With caps for penalties: The solver can bid s_opt = max(S + q * T, S + T - (1 - q) / q * c_p).
Derivation
This follows from looking at the expected profit of winning g(s_ref) = S - s_ref + q * T without reverting (as above), compared to the profit g_rev(s_ref) = q * (S - s_ref + T) - (1 - q) * min(s_ref, c_p). From the arguments with exogenous revert risk (using the success probability q and the surplus S + T), the latter case results in a bid max(q(S + T), S + T - (1 - q) / q * c_p). Note that in this case a solver profits from having information of other solvers bids. For example, if there is no competing bid, i.e. the reference score is zero, a solver will always have wanted to have chosen the solution and bid for the case of not reverting, as g(0) > g_rev(0). But if the competing bid is large, risking the revert can allow for a larger profit.
If q * T is larger than c_p, the solver can thus promise the user a surplus of S + T - (1 - q) / q * c_p. The solution will revert with large probability of (1 - q).
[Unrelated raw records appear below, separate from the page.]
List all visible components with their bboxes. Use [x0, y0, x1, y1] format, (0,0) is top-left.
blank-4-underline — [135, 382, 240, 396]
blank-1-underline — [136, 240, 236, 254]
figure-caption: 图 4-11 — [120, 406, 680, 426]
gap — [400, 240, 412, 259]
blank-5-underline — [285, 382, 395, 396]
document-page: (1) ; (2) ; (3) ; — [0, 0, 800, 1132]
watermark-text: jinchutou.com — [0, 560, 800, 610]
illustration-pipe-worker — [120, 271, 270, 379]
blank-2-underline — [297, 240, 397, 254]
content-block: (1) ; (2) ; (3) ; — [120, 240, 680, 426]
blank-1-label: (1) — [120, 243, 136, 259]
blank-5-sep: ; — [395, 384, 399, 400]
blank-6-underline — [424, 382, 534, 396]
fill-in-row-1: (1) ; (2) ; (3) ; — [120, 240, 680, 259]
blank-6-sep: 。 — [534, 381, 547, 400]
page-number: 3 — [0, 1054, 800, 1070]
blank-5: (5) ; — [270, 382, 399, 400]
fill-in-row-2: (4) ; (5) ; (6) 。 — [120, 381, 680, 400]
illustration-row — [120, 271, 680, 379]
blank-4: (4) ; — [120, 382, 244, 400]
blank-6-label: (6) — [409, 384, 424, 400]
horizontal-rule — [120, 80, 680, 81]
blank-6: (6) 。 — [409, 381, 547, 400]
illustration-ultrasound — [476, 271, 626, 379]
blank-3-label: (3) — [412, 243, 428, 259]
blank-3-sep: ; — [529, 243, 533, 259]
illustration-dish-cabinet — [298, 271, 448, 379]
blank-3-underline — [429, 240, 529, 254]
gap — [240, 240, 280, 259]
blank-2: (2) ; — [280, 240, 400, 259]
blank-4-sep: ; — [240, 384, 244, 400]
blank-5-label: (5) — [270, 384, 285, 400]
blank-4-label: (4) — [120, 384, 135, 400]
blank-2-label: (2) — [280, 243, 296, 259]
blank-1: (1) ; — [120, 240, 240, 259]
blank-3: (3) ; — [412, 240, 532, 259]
Even though this is an artificial model, a similar incentive is created by arbitrage opportunities or even normal price movements with slippage tolerances chosen by solvers. With strong competition this can result in an equilibrium of “overbidding” and unsuccessful settlements.
This is not generally a blocker to reducing the cap for penalties but indicates that the effect of this cap is quite different from a cap on rewards, where setting it to zero is possible.
Remarks
With this discussion in mind, the current situation seems to be that solvers overbid regularly and try to cover resulting losses with rewards. The intended/optimal behavior in our current mechanism is to cover losses from penalties by taking a cut directly from users. This, however, has a negative impact on execution quality.
The choice of the cap for penalties within our current mechanism is still a delicate issue. Choosing it too small can result in a meaningless competition and stall the protocol. Choosing it too large can result in too large of an impact on execution quality. Given the arguments above and data on previous auctions, it could be possible to come up with a cap which is derived more from first principles.
There can also be other mechanisms with better properties with regards to generating and distributing welfare, and a discussion around that can be very helpful. Besides the usual issue of how to distribute the value generated in the mechanism between users, solvers, and the DAO, one fundamental issue is how to incorporate unsuccessful settlements. Our current approach using (capped) penalties implicitly incorporates success rates into the ranking and execution.